2001-12-15 18:13:20

by Ingo Molnar

[permalink] [raw]
Subject: Re: mempool design


On Sat, 15 Dec 2001, Rik van Riel wrote:

> > such scenarios can only be solved by using/creating independent pools,
> > and/or by using 'composite' pools like raid1.c does. One common
>
> OK, you've convinced me ...
> ... of the fact that you're reinventing Ben's reservation
> mechanism, poorly.

i have to admit that i did not know Ben's patch until today. I must have
missed it when he released it, and apparently there were no followup
releases(?). I now understand why Ben had to flame me. Anyway, here is his
patch:

http://lwn.net/2001/0531/a/bcrl-reservation.php3

With all respect, even if i had read it before, i'd have done mempool.c
the same way as it is now. (but i'd obviously have Cc:-ed Ben on it during
its development.) I'd like to sum up Ben's patch (Ben please correct me if
i misrepresent your patch in any way):

the patch adds a reservation feature to the page allocator. It defines a
'reservation structure', which causes the true free pages count of
particular page zones to be decreased artificially, thus creating a
virtual reserve of pages. These reservation structures can be assigned to
processes on a codepath basis. Eg. on IRQ entry the current process gets
assigned the IRQ-atomic reservation - and any original reservation is
restored on IRQ-exit. On swapping-code entry, arbitrary processes get the
swapping reservation. kswapd, kupdated and bdflush have their own,
permanent reservations. Freeing into the reserved pools is done by linking
the reservation structure to it's "home-zone", which the __free_pages()
code polls and refills. One process has a single active reservation
structure to allocate from.

this approach IMO does not answer some fundamental issues:

- Allocations might still fail with NULL. With mempool, allocations in
process contexts are guaranteed to always succeed.

- it does not allow the reservation of higher order allocations, which can
be especially important given the poor higher-order behavior of the page
allocator.

- the reservation patch does not offer deadlock avoidance in critical code
paths with complex allocation patterns (see the examples from my
previous email). Just having separate pools of pages is not enough.

- minor nit #1: reservations are tied to zones, while mempool can take
from different zones, as long as the zones are compatible.
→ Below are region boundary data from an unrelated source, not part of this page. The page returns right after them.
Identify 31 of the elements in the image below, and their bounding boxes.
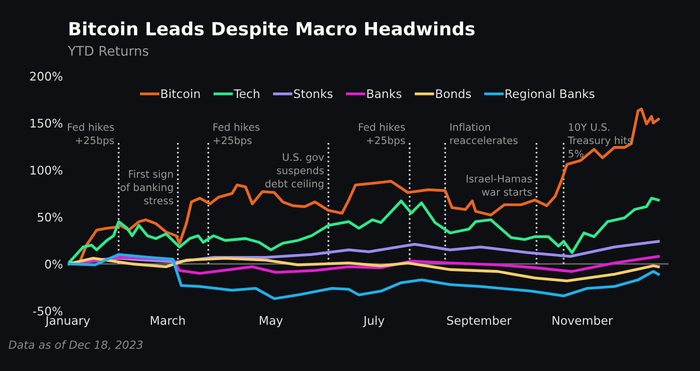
text: Data as of Dec 18, 2023 (8, 340, 143, 350)
x-tick-label: September (447, 316, 512, 328)
ref-line-label: First sign of banking stress (120, 170, 174, 204)
y-tick-label: 0% (45, 260, 62, 269)
x-tick-label: March (150, 316, 185, 325)
line-series (68, 256, 660, 282)
legend-label: Regional Banks (506, 89, 594, 100)
y-tick-label: 150% (30, 118, 62, 128)
legend-label: Stonks (294, 89, 333, 98)
ref-line-label: Israel-Hamas war starts (466, 174, 532, 196)
line-series (68, 196, 660, 266)
x-tick-label: November (552, 316, 613, 325)
line-series (68, 253, 660, 300)
x-tick-label: May (260, 316, 283, 328)
y-tick-label: 200% (30, 72, 62, 81)
x-tick-label: July (362, 316, 384, 328)
y-tick-label: 100% (30, 166, 62, 175)
x-tick-label: January (44, 316, 90, 328)
ref-line-label: Fed hikes +25bps (68, 123, 114, 146)
chart-title: Bitcoin Leads Despite Macro Headwinds (70, 22, 475, 39)
ref-line-label: Fed hikes +25bps (214, 123, 260, 146)
legend-label: Bitcoin (161, 89, 200, 98)
ref-line-label: U.S. gov suspends debt ceiling (265, 153, 324, 190)
y-tick-label: 50% (38, 212, 62, 222)
y-tick-label: -50% (33, 306, 62, 316)
legend-label: Bonds (436, 89, 471, 98)
ref-line-label: Fed hikes +25bps (358, 123, 405, 146)
ref-line-label: Inflation reaccelerates (450, 123, 518, 144)
legend-label: Banks (367, 89, 402, 98)
chart-subtitle: YTD Returns (68, 46, 148, 56)
legend-label: Tech (234, 89, 260, 98)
- minor nit #2: reservations are adding overhead to critical code areas
(and yes, besides oom-only code, the fast-path is touched as well) such
as rmqueue() and __free_pages(). Mempool does not add overhead to the
underlying allocator(s).

- perhaps there is a more advanced patch available (Ben?), but right now i
cannot see how the SLAB allocator can have the same reservation concept
added, without excessive code duplication.
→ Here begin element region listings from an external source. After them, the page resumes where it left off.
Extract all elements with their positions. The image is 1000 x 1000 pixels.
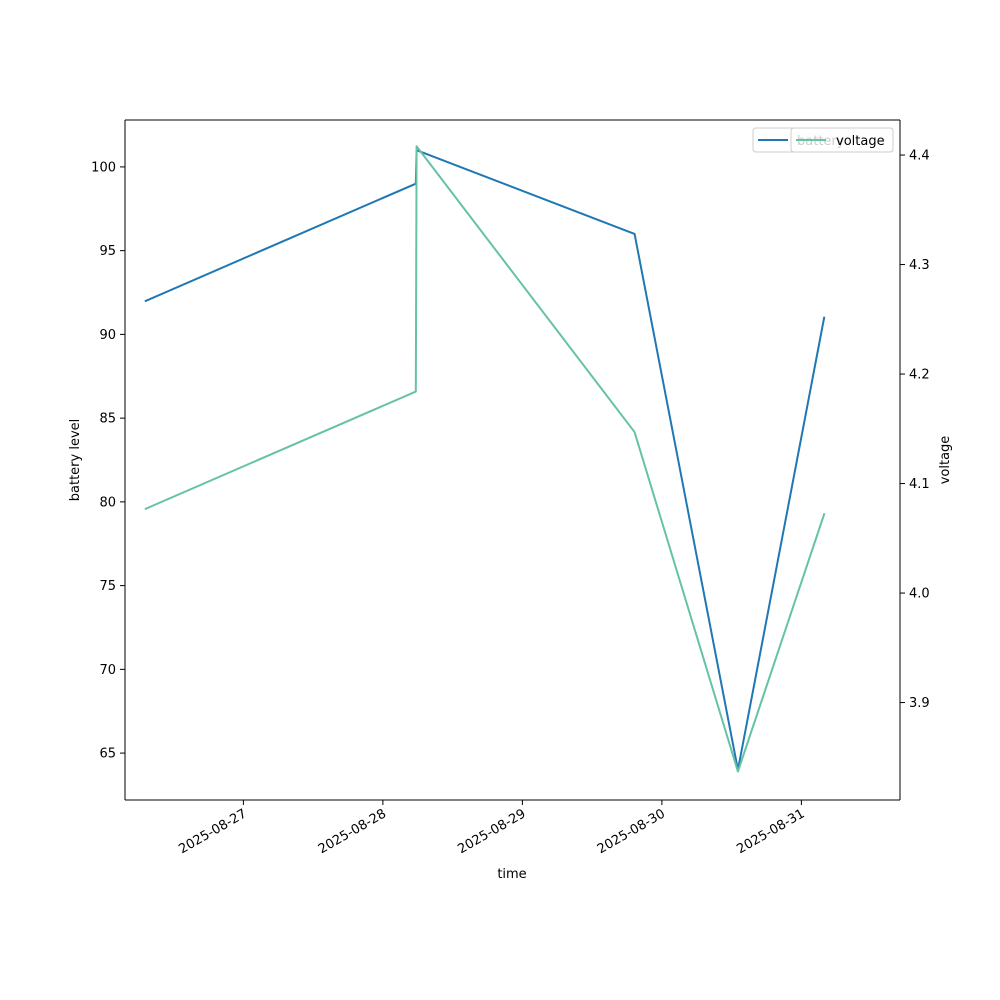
- x-tick-label: 2025-08-31: [734, 806, 807, 857]
- y2-tick-label: 4.1: [909, 477, 930, 492]
- y2-tick-label: 4.2: [909, 368, 930, 383]
- y-tick-label: 65: [99, 747, 116, 762]
- y-tick-label: 80: [99, 495, 116, 510]
- y2-tick-label: 3.9: [909, 696, 930, 711]
- y-axis-title: battery level: [68, 419, 83, 502]
- y-tick-label: 90: [99, 328, 116, 343]
- y2-axis-title: voltage: [938, 436, 953, 485]
- y2-tick-label: 4.0: [909, 587, 930, 602]
- series-layer: [144, 145, 826, 773]
- series-line-battery: [144, 149, 826, 771]
- legend-box-voltage: [790, 127, 894, 153]
- series-line-voltage: [144, 145, 826, 773]
- x-axis-title: time: [497, 867, 526, 882]
- y2-tick-label: 4.4: [909, 149, 930, 164]
- x-tick-label: 2025-08-29: [455, 806, 528, 857]
- y-tick-label: 95: [99, 244, 116, 259]
- y-tick-label: 70: [99, 663, 116, 678]
- x-tick-label: 2025-08-30: [595, 806, 668, 857]
- y2-tick-label: 4.3: [909, 258, 930, 273]
- y-tick-label: 75: [99, 579, 116, 594]
- y-tick-label: 85: [99, 412, 116, 427]
- legend: batteryvoltage: [752, 127, 894, 153]
- x-tick-label: 2025-08-28: [316, 806, 389, 857]
- y-tick-label: 100: [91, 160, 116, 175]
- plot-area: [125, 120, 900, 800]
- x-tick-label: 2025-08-27: [176, 806, 249, 857]
- legend-label-voltage: voltage: [836, 134, 885, 149]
Rik, it would be nice if you could provide a few technical arguments that
underscore your point. If i'm wrong then i'd like to be proven wrong.

Ingo


2001-12-15 18:47:32

by Benjamin LaHaise

[permalink] [raw]
Subject: Re: mempool design

On Sat, Dec 15, 2001 at 08:40:19PM +0100, Ingo Molnar wrote:
> With all respect, even if i had read it before, i'd have done mempool.c
> the same way as it is now. (but i'd obviously have Cc:-ed Ben on it during
> its development.) I'd like to sum up Ben's patch (Ben please correct me if
> i misrepresent your patch in any way):

You're making the assumption that an incomplete patch is useless and
has no design pricipals behind it. What I disagree with is the design
of mempool, not the implementation. The design for reservations is to
use enforced accounting limits to achive the effect of seperate memory
pools. Mempool's design is to build seperate pools on top of existing
pools of memory. Can't you see the obvious duplication that implies?
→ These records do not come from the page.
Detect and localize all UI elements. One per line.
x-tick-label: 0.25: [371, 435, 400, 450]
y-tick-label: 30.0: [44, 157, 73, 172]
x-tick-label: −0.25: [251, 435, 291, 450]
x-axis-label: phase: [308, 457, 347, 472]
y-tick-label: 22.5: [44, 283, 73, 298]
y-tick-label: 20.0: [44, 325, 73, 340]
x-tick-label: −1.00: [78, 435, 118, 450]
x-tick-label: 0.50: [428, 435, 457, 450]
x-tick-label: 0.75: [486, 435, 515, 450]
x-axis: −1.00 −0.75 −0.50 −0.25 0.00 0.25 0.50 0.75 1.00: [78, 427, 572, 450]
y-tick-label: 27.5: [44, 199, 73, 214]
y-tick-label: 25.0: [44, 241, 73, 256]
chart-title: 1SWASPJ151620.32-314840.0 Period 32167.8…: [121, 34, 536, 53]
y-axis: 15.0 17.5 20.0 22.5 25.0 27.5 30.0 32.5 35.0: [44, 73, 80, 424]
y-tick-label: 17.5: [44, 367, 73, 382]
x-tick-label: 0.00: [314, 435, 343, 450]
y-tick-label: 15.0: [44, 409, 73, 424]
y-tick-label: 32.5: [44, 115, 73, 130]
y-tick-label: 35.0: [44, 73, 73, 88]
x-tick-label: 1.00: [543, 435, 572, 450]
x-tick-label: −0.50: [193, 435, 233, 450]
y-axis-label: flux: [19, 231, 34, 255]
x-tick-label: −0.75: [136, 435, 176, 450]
The first implementation of the reservation patch is full of bogosities,
I'm the first one to admit that. But am I going to go off and write an
entirely new patch that fixes everything and gets the design right to
replace mempool? Not with the current rate of patches being ignored.

-ben

2001-12-15 20:21:15

by Ingo Molnar

[permalink] [raw]
Subject: Re: mempool design


On Sat, 15 Dec 2001, Benjamin LaHaise wrote:

> [...] The design for reservations is to use enforced accounting limits
> to achive the effect of seperate memory pools. [...]

how is this going to handle higher-order pools? How is this going to
handle the need for composite allocations?

I think putting in reservation for higher-order pages is going to make
some parts of page_alloc.c *really* complex, and this complexity i dont
think we need.

> [...] Mempool's design is to build seperate pools on top of existing
> pools of memory. Can't you see the obvious duplication that implies?

no. Mempool's design is to build preallocated, reserved,
guaranteed-allocation pools on top of simpler allocators. Simpler
allocators will try reasonably hard to get something allocated, but might
fail as well. The majority of allocations within the kernel has no
deadlock relevance at all. If we allocate a new file structure, or create
a new socket, or are trying to page in overcommitted memory then we can
return with -ENOMEM (or OOM) just fine. Allocators are simpler and faster
without built-in deadlock avoidance and 'reserves'.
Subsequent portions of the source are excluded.